Lara and Lambert were ready the next morning by ten, their towels rolled into sausages, their costumes flat inside. Ginny had packed them a bag of supplies, great melting slabs of sandwiches, thick with ham and mozzarella, glued together with olive oil, and a basket arranged with half a dozen different kinds of fruit. Caroline had found a newspaper in Siena, a copy of
The Times
, which Lambert, leaning up against the door jamb, was flicking his way through now.

‘Well, have fun!' Caroline called as the first of two cars pulled into the drive.

Piers climbed out and, seeing Lambert, nodded courteously to him and opened the passenger door, offering him his arm as if he were an old man.

‘Lara!' Roland called, his bare torso at the wheel of the jeep. ‘Jump in the back, and we'll race them.'

Lara looked over at Lambert to show she had no choice and, throwing her bag and towel in before her, she climbed over the metal door into the back.

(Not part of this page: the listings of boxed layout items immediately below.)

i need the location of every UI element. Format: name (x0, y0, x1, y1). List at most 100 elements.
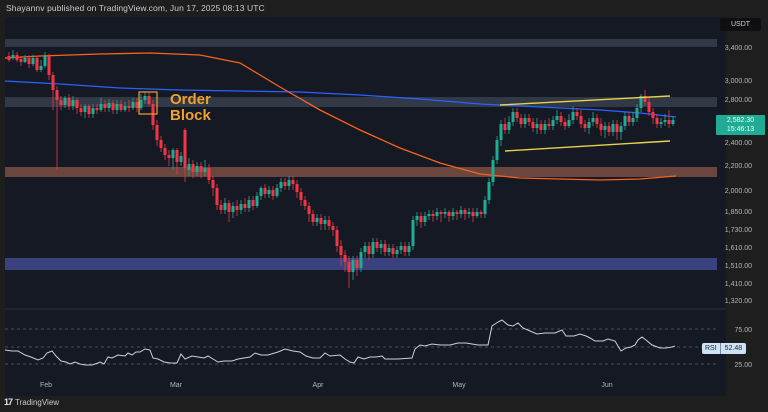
candle-body (259, 188, 263, 196)
candle-body (379, 244, 383, 248)
candle-body (659, 122, 663, 124)
order-block-box (138, 91, 158, 115)
candle-body (523, 118, 527, 124)
price-tick-label: 3,000.00 (725, 78, 752, 85)
current-price-badge: 2,582.30 15:46:13 (716, 115, 765, 135)
footer: 17 TradingView (0, 396, 768, 412)
candle-body (463, 210, 467, 214)
candle-body (75, 100, 79, 108)
candle-body (619, 126, 623, 132)
price-tick-label: 2,400.00 (725, 140, 752, 147)
candle-body (499, 124, 503, 140)
time-axis[interactable]: Feb Mar Apr May Jun (5, 378, 726, 389)
candle-body (531, 122, 535, 128)
candle-body (279, 182, 283, 188)
candle-body (419, 216, 423, 222)
candle-body (87, 106, 91, 114)
currency-label[interactable]: USDT (720, 18, 761, 31)
candle-body (439, 212, 443, 214)
candle-body (559, 116, 563, 122)
candle-body (415, 216, 419, 220)
price-tick-label: 1,410.00 (725, 281, 752, 288)
candle-body (387, 248, 391, 252)
candle-body (395, 250, 399, 254)
candle-body (35, 58, 39, 70)
candle-body (55, 90, 59, 100)
candle-body (651, 112, 655, 118)
candle-body (591, 118, 595, 122)
rsi-label: RSI (702, 343, 721, 354)
candle-body (667, 120, 671, 124)
candle-body (335, 230, 339, 246)
candle-body (603, 126, 607, 130)
candle-body (359, 252, 363, 268)
tradingview-logo[interactable]: 17 TradingView (4, 397, 59, 407)
candle-body (243, 204, 247, 208)
candle-body (627, 116, 631, 122)
candle-body (587, 122, 591, 128)
candle-body (467, 212, 471, 214)
candle-body (63, 98, 67, 105)
candle-body (43, 56, 47, 66)
ascending-channel (499, 95, 671, 152)
candle-body (255, 196, 259, 206)
candle-body (543, 124, 547, 130)
zone-resistance-2800 (5, 97, 717, 107)
candle-body (83, 106, 87, 112)
candle-body (455, 212, 459, 214)
candle-body (347, 262, 351, 272)
candle-body (495, 140, 499, 160)
time-tick-label: Mar (170, 382, 183, 389)
candle-body (51, 75, 55, 90)
candle-body (195, 166, 199, 172)
ma-orange-line (4, 52, 677, 181)
candle-body (91, 108, 95, 114)
candle-body (215, 188, 219, 205)
candle-body (323, 220, 327, 224)
candle-body (351, 260, 355, 272)
candle-body (371, 242, 375, 254)
candle-body (431, 214, 435, 216)
candle-body (123, 106, 127, 110)
candle-body (263, 188, 267, 194)
candle-body (367, 246, 371, 254)
candle-body (191, 164, 195, 172)
time-tick-label: Jun (601, 382, 612, 389)
candle-body (583, 124, 587, 128)
candle-body (295, 184, 299, 192)
candle-body (343, 255, 347, 262)
candle-body (187, 164, 191, 170)
ma-blue-line (4, 80, 677, 118)
time-tick-label: Feb (40, 382, 52, 389)
candle-body (491, 160, 495, 182)
candle-body (383, 244, 387, 252)
channel-upper-line (499, 95, 671, 106)
candle-body (563, 122, 567, 126)
candle-body (599, 124, 603, 130)
price-tick-label: 1,510.00 (725, 263, 752, 270)
candle-body (319, 218, 323, 224)
publisher-line: Shayannv published on TradingView.com, J… (6, 3, 265, 13)
candle-body (327, 220, 331, 226)
candle-body (643, 96, 647, 102)
candle-body (171, 150, 175, 158)
candle-body (411, 220, 415, 246)
candle-body (635, 108, 639, 118)
price-axis[interactable]: 3,400.00 3,000.00 2,800.00 2,400.00 2,200.00… (717, 17, 752, 396)
candle-body (147, 96, 151, 104)
candle-body (99, 104, 103, 110)
time-tick-label: May (452, 382, 466, 389)
candle-body (239, 204, 243, 210)
candle-body (119, 104, 123, 110)
candle-body (447, 212, 451, 216)
candle-body (131, 102, 135, 108)
candle-body (39, 66, 43, 70)
candle-body (283, 182, 287, 186)
candle-body (375, 242, 379, 248)
right-border (726, 17, 768, 396)
candle-body (7, 56, 11, 60)
rsi-line (4, 319, 676, 366)
candle-body (647, 102, 651, 112)
candle-body (27, 58, 31, 64)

‘Hello.' Kip was in the front, and he turned and just for a second caught her eye.

It was a sensation like melting. Burning and dissolving all at once. ‘Hello,' she mumbled, and she felt so dizzy that she closed her eyes.

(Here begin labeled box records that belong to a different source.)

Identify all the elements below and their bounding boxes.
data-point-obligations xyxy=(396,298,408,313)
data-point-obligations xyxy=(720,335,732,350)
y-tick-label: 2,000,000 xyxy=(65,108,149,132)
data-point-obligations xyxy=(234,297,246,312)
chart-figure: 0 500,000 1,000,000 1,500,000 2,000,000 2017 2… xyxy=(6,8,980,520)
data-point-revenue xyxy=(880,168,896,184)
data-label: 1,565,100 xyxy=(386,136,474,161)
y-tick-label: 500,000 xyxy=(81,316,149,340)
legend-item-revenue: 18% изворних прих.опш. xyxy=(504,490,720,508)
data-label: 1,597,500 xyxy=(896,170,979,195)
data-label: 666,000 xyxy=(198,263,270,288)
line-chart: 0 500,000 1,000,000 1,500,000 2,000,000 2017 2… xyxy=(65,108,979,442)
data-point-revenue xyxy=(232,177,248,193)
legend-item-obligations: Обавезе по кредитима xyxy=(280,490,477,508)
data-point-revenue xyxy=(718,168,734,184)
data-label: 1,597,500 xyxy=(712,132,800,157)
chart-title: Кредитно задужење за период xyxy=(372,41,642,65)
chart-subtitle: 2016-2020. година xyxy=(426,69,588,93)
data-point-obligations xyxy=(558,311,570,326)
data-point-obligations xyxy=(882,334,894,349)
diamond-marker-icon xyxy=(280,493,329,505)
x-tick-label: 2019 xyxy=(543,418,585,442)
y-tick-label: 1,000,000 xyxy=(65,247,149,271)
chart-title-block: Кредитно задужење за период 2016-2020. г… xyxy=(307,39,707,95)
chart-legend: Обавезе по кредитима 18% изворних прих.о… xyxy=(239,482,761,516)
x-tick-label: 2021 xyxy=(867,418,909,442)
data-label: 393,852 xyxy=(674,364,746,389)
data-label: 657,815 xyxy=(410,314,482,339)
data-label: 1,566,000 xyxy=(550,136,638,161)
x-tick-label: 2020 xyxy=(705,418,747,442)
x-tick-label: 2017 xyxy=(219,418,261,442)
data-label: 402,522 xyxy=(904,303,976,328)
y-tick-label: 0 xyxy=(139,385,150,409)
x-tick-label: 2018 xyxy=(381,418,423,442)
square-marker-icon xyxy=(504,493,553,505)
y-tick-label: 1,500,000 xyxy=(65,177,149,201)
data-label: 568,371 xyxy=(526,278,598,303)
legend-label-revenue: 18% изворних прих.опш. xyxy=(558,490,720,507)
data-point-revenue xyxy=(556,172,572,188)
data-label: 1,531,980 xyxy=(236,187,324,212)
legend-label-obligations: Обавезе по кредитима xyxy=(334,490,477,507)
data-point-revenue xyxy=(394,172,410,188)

‘Are you all right?' It was Tabitha, sitting opposite in a bright-red dress, its scallop sleeves and scoop neck showing off the beauty of her upper body, helping to distract from her legs, which even since last week had swollen, the calves veined and heavy, the ankles gone.

‘Yes.' Lara pinched the underside of her knee where no one would notice. ‘We went to Florence for a few days, that's all.'

But Tabitha was too tired to concentrate any further. She let her head loll back, her hand on her high stomach.

‘Ready?' Roland said, and he roared out of the drive.

‘Careful,' Tabitha whispered, but it seemed that no one heard.

It wasn't long before they passed the others. They were driving more sedately, Lambert in the front, two girls Lara didn't recognise in the back. She caught her father's eye as they sped by, forcing herself to wave cheerfully when she caught sight of his alarm. Soon after they turned on to an unmade road, but rather than slow down Roland forced the car on, flinging and bumping it over the ruts of the ground.

‘Wooaaa there,' May cried out involuntarily as her sister was thrown up nearly to the roof, and Antonia, who was on Tabitha's other side, asked, shouting over the noise, if she didn't think she'd be better off in the front.

Tabitha only shook her head. ‘It's fine,' but a sheen of sweat stood out on her brow.

Up and down hills they drove, swerving round S-bends, falling against one another, hanging grimly for dear life on to the metal and canvas walls. Dust blew in from the open back, and cars, the ones they narrowly missed, hooted furiously while Roland, choosing to misunderstand their recriminating tone, hooted joyously back. By the time they stopped in a grove of trees where several other cars were parked Lara was so angry she could hardly stand. She wanted to run at Roland, gore him with her fists, show her outrage at his behaviour, but she knew any flicker of feeling would be met with hilarity and delight.